I wasn't surprised that we hadn't made it more than a few meters down the passageway when my HUD blinked red on the lead figure. He'd drawn a weapon and the three of us responded in kind. As for me, it was an easy move to unclip my Ruger from the chest holster, turn and align the targeting reticle. The man's first shot plowed into my shoulder and burned; a much heavier load than those used in the bar. My shot ended up firing wild.
According to my HUD, four out of five of our pursuers were actively targeting me. I made a tactical decision to seek cover as two more rounds punched into my armor. Fortunately, the suit was better able to absorb these shots - or perhaps it was the adrenaline.
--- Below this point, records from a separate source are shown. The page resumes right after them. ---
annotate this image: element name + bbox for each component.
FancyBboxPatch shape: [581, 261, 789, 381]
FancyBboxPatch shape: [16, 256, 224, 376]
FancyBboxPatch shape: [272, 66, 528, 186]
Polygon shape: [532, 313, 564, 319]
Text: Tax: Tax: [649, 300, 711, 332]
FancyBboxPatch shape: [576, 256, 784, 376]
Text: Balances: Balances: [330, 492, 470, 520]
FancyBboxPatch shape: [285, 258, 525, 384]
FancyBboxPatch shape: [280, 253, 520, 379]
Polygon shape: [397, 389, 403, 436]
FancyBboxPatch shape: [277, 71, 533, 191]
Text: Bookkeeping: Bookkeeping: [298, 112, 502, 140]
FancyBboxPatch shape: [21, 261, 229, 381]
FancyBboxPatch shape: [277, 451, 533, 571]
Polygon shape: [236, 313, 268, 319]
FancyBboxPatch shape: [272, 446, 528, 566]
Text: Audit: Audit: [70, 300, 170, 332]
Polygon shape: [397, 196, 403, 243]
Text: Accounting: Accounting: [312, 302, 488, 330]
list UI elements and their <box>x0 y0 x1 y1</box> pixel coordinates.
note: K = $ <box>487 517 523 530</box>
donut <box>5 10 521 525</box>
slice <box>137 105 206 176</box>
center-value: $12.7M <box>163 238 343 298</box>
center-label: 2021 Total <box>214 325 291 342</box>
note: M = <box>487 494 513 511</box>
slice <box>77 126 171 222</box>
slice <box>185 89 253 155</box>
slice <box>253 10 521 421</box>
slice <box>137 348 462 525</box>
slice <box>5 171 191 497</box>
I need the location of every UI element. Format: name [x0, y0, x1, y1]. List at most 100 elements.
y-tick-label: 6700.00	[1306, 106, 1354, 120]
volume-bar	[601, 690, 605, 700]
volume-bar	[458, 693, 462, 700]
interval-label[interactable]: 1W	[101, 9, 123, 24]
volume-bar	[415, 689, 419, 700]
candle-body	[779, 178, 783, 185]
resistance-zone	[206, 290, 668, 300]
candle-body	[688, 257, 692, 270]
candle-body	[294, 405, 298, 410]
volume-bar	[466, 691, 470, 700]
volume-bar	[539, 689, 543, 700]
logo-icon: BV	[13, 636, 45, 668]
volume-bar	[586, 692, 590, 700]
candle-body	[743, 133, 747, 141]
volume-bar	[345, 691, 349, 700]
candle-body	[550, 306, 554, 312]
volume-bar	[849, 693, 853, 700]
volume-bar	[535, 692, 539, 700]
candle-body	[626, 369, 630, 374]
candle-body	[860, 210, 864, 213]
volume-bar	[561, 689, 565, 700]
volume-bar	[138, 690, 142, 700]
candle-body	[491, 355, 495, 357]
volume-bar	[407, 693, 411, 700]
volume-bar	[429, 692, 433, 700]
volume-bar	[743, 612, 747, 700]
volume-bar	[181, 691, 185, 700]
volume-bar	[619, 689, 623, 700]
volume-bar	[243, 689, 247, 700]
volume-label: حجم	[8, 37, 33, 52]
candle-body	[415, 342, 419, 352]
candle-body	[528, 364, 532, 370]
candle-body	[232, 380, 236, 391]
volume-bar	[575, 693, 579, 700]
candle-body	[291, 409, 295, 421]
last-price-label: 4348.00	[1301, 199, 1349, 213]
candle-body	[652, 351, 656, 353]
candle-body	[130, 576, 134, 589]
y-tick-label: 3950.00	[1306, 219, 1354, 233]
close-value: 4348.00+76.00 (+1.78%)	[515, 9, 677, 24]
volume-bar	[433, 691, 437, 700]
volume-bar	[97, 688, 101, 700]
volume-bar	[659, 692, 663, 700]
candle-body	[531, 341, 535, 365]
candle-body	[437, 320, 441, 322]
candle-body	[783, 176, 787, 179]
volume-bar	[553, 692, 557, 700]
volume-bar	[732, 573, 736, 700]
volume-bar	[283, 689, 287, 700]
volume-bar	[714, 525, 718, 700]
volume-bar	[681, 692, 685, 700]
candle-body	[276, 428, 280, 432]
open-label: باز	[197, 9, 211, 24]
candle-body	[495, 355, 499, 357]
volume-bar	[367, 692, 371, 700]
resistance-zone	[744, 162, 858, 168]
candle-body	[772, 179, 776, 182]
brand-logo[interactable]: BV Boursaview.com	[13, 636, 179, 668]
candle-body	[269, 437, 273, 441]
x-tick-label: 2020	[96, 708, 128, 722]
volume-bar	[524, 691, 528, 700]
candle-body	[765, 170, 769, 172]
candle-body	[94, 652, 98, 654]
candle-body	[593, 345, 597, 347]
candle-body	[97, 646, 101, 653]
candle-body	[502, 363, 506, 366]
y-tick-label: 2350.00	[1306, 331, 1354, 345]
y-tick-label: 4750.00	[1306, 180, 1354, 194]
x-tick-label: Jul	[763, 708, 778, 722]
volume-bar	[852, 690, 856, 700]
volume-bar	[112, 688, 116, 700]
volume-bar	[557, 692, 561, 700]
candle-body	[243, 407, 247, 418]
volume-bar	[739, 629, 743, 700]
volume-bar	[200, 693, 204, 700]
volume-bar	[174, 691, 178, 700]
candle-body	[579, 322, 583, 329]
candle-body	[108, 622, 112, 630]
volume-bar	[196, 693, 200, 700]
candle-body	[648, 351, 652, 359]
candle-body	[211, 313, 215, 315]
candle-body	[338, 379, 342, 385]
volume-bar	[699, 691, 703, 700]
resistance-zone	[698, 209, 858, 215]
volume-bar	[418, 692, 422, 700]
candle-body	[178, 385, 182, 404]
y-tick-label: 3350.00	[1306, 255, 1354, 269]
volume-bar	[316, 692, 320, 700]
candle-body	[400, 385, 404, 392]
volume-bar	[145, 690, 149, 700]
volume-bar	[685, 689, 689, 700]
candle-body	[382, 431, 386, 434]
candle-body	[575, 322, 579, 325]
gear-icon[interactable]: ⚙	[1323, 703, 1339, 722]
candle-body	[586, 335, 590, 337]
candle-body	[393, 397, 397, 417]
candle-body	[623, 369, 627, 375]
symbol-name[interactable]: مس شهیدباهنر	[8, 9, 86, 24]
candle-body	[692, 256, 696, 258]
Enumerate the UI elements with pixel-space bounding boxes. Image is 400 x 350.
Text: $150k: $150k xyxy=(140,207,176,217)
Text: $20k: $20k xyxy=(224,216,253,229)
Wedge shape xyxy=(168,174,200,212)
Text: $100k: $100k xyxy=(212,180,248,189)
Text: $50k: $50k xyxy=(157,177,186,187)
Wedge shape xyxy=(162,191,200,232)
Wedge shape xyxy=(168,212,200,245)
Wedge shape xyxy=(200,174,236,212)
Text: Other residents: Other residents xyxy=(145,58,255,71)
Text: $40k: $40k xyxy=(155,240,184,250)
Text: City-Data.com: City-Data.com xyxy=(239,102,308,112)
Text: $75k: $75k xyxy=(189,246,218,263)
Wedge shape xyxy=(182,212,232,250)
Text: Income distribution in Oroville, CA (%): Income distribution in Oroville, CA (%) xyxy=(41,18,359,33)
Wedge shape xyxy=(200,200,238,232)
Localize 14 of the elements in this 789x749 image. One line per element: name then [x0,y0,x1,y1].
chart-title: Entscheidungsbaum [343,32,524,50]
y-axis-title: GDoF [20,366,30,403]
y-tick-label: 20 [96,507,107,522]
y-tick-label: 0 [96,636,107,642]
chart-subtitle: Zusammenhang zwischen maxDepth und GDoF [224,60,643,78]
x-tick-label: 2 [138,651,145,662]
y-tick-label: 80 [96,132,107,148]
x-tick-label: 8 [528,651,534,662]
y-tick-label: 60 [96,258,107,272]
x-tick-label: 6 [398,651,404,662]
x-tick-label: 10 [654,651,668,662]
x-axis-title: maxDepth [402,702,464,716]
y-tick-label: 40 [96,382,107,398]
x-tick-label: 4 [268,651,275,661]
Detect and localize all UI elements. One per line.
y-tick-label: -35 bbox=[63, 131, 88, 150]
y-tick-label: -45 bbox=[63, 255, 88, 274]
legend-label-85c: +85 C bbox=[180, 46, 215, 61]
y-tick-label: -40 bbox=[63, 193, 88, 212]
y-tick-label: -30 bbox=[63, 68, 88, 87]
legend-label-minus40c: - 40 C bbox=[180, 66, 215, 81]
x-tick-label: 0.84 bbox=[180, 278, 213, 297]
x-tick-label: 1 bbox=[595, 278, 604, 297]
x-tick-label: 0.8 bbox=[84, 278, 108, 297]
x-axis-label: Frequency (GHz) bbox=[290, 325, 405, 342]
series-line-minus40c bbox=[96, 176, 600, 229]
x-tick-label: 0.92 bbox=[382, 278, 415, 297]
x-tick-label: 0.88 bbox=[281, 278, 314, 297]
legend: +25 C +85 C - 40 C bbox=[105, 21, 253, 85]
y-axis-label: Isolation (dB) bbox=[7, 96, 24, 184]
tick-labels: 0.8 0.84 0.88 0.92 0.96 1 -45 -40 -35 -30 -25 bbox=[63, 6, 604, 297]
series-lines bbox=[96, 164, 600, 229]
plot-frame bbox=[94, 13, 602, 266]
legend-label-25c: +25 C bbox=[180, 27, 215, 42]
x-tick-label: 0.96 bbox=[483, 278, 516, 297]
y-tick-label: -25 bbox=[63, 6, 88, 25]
As with most combat in space, gun fights in hallways are pretty quick events. I’ve read about the stupidity of showing up to a gun fight with a knife. While that does sound like a bad idea, there's a close corollary. Don’t show up to a gun fight without armor and communications, especially when your opponent has both. So, much like my battle with Tullas, the attackers had focused all their efforts on a single target, in this case, me. While I'd taken the brunt of the opening salvo, these geniuses had all but ignored Marny and Tabby. They left my teammates, who were the two most offensively devastating in our group, complete tactical freedom.